Animals that colonize dark and nutrient-poor subterranean environments evolve numerous extreme phenotypes. These include dramatic changes to the craniofacial complex, many of which are under genetic control. These phenotypes can demonstrate asymmetric genetic signals wherein a QTL is detected on one side of the face but not the other. The causative gene(s) underlying QTL are difficult to identify with limited genomic resources. We approached this task by searching for candidate genes mediating fragmentation of the third suborbital bone (SO3) directly inferior to the orbit of the eye. We integrated positional genomic information using emerging Astyanax resources, and linked these intervals to homologous (syntenic) regions of the Danio rerio genome. We identified a discrete, approximately 6 Mb, conserved region wherein the gene causing SO3 fragmentation likely resides. We interrogated this interval for genes demonstrating significant differential expression using mRNA-seq analysis of cave and surface morphs across life history. We then assessed genes with known roles in craniofacial evolution and development based on GO term annotation.
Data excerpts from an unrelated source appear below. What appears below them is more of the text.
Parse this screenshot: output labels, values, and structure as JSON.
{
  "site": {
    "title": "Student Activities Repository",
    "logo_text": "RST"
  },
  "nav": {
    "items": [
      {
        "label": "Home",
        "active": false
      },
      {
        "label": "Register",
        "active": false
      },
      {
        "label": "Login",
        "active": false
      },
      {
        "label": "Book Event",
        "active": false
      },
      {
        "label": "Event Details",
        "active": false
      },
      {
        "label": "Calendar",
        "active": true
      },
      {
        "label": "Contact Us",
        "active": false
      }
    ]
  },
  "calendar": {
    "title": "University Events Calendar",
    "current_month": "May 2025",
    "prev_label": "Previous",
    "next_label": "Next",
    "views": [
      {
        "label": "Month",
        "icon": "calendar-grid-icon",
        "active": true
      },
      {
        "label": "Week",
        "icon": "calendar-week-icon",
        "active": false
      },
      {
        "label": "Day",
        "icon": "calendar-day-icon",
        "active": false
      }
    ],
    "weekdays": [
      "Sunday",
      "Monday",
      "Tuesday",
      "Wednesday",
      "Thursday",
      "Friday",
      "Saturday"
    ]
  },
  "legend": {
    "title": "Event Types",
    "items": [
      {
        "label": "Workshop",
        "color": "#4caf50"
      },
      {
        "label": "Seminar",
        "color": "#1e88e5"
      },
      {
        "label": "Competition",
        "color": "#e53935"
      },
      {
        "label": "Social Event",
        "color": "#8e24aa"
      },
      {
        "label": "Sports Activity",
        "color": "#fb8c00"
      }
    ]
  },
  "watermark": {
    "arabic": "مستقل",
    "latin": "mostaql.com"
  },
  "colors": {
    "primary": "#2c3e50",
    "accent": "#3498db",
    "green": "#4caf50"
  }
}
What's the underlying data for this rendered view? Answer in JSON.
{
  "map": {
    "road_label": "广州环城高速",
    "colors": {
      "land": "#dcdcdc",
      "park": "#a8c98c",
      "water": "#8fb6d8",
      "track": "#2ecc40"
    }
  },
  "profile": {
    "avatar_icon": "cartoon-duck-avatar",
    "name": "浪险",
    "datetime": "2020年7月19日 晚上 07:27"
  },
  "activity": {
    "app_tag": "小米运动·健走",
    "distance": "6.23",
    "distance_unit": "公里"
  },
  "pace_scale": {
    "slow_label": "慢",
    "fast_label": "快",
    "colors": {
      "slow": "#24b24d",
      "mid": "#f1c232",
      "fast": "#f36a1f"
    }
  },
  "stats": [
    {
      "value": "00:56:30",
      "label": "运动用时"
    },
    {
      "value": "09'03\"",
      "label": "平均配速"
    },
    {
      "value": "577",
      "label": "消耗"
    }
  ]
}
Finally, we screened coding sequence alterations in this region, identifying two key genes: transforming growth factor ß3 (tgfb3) and bone morphogenetic protein 4 (bmp4). Of these candidates, tgfb3 is most promising as it demonstrates significant differential expression across multiple stages of development, maps close (<1 Mb) to the fragmentation critical locus, and is implicated in a variety of other animal systems (including humans) in non-syndromic clefting and malformations of the cranial sutures. Both abnormalities are analogous to the failure-to-fuse phenotype that we observe in SO3 fragmentation. This integrative approach will enable discovery of the causative genetic lesions leading to complex craniofacial features analogous to human craniofacial disorders. This work underscores the value of cave-dwelling fish as a powerful evolutionary model of craniofacial disease, and demonstrates the power of integrative system-level studies for informing the genetic basis of craniofacial aberrations in nature.